Cyclone Freddy Kills over 100

Cyclone Freddy, packing powerful winds and torrential rain, killed more than 100 people in Malawi and Mozambique. Freddy, on track to become the longest-lasting storm on record, barrelled through southern Africa at the weekend for the second time within a few weeks, making a comeback after a first hit in late February.

Malawi bore the brunt, counting at least 99 deaths after mudslides overnight washed away houses and sleeping occupants. “We expect the number to rise,” Charles Kalemba, a commissioner at the Department of Disaster Management Affairs, told a press conference.
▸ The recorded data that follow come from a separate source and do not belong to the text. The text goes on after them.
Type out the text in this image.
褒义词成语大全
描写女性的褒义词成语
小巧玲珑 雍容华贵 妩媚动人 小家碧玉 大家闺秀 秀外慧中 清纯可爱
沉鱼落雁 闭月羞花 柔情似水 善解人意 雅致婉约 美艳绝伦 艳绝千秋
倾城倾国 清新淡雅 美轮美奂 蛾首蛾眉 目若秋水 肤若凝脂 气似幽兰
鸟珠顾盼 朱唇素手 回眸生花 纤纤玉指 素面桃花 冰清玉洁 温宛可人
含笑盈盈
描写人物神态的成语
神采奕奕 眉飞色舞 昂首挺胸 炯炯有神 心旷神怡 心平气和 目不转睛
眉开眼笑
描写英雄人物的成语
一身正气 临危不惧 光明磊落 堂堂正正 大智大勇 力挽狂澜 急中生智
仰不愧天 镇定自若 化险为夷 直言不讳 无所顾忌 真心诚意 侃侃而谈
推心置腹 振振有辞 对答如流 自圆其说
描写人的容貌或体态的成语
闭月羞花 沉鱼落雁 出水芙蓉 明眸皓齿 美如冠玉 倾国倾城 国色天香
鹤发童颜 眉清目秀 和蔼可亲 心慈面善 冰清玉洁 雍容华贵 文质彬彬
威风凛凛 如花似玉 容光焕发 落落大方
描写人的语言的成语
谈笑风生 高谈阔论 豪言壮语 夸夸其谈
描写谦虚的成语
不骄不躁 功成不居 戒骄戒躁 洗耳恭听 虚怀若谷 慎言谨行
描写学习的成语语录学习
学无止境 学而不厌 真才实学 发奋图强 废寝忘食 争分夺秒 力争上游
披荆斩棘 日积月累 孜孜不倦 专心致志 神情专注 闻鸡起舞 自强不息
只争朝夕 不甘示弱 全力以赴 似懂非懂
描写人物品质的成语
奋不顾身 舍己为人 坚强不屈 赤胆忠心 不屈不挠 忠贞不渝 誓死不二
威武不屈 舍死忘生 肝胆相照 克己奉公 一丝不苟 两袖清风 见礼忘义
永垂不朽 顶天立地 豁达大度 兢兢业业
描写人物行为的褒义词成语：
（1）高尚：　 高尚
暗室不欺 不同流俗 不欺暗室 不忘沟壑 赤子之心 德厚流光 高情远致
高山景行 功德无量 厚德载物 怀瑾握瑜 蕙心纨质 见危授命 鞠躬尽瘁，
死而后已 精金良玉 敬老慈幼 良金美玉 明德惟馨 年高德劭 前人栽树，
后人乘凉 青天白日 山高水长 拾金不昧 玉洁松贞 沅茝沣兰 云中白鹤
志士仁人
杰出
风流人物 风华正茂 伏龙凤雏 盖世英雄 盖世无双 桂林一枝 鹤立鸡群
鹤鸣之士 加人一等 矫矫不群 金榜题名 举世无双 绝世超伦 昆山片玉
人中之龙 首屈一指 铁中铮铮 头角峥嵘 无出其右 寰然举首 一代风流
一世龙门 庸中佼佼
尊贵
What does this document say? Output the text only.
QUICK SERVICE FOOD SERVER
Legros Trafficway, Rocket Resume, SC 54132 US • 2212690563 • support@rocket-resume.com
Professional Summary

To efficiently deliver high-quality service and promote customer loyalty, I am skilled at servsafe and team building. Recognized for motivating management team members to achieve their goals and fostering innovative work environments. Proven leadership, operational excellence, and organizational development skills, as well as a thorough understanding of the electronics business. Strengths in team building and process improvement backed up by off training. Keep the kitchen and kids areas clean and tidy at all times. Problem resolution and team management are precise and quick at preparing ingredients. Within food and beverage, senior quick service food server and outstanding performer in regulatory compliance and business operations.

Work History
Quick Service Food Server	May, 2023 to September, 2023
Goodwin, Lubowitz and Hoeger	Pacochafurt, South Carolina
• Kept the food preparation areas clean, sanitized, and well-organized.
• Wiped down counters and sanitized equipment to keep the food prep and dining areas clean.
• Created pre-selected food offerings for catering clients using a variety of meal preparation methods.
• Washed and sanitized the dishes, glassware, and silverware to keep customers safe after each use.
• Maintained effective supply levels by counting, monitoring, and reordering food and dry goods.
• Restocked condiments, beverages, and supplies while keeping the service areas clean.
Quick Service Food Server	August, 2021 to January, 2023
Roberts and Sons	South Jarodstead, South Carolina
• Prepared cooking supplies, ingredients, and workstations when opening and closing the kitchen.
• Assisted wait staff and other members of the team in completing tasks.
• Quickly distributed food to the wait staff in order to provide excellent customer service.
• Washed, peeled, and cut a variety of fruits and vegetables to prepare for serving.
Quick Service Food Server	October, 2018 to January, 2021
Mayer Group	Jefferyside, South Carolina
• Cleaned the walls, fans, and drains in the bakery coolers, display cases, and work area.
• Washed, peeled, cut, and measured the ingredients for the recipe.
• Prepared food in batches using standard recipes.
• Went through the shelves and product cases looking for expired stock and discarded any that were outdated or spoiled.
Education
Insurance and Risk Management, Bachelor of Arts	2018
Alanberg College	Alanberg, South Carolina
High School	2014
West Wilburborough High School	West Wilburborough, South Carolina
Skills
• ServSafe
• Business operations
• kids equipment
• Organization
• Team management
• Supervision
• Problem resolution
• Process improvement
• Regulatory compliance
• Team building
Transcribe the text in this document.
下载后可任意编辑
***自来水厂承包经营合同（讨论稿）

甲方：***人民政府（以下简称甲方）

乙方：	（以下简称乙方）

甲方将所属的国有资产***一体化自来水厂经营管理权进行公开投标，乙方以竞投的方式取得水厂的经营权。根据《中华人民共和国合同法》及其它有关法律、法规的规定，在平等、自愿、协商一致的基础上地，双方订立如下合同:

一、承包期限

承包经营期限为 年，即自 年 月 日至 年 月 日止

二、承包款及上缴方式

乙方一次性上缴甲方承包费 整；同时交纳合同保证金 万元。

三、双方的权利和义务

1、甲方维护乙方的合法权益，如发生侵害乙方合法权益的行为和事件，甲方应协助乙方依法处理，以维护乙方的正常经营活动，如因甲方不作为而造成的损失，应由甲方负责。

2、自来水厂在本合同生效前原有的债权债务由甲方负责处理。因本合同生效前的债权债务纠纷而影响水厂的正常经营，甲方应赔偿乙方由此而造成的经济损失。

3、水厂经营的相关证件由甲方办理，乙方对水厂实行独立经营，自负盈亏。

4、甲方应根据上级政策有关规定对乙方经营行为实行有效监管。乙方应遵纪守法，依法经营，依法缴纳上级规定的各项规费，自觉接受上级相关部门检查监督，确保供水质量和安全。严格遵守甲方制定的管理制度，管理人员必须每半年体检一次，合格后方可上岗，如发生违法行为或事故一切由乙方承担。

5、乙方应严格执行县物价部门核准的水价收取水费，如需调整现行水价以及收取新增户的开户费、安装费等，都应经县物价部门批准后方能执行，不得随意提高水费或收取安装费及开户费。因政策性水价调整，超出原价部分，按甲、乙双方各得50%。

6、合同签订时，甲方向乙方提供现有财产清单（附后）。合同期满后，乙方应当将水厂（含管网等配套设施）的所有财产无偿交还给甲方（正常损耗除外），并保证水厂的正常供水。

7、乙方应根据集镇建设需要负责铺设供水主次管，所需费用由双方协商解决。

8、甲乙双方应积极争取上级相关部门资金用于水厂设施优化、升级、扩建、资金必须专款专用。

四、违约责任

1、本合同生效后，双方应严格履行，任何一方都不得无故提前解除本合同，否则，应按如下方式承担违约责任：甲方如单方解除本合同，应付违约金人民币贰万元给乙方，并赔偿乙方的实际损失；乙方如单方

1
Malawi’s commercial capital Blantyre recorded 85 deaths. Residents used their bare hands to dig through the mud hoping to find survivors. Government rescuers were late to arrive, said one resident refusing to give his name, covered in mud, as he helped with the rescue effort. “The people are overwhelmed. The situation is very difficult,” said ambulance driver Honest Chirwa, adding rescuers lacked adequate equipment. More than 11 000 people were affected by the storm, said the United Nations. The impact of the cyclone has piled more woes on a country grappling with the deadliest cholera outbreak in its history, which has killed over 1 600 people since last year. “Severe weather events such as these are likely to exacerbate the spread of waterborne diseases like cholera,” the UN children’s agency UNICEF warned.

At least 10 other people died and 14 were wounded in neighbouring Mozambique, local authorities said. The Mozambique National Institute for Disaster Management said the fallout from the storm’s second landfall in the country was worse than expected. According to the UN’s World Meteorological Organisation, Freddy, which formed off north-western Australia in the first week of February, was set to become the longest-lasting tropical cyclone on record.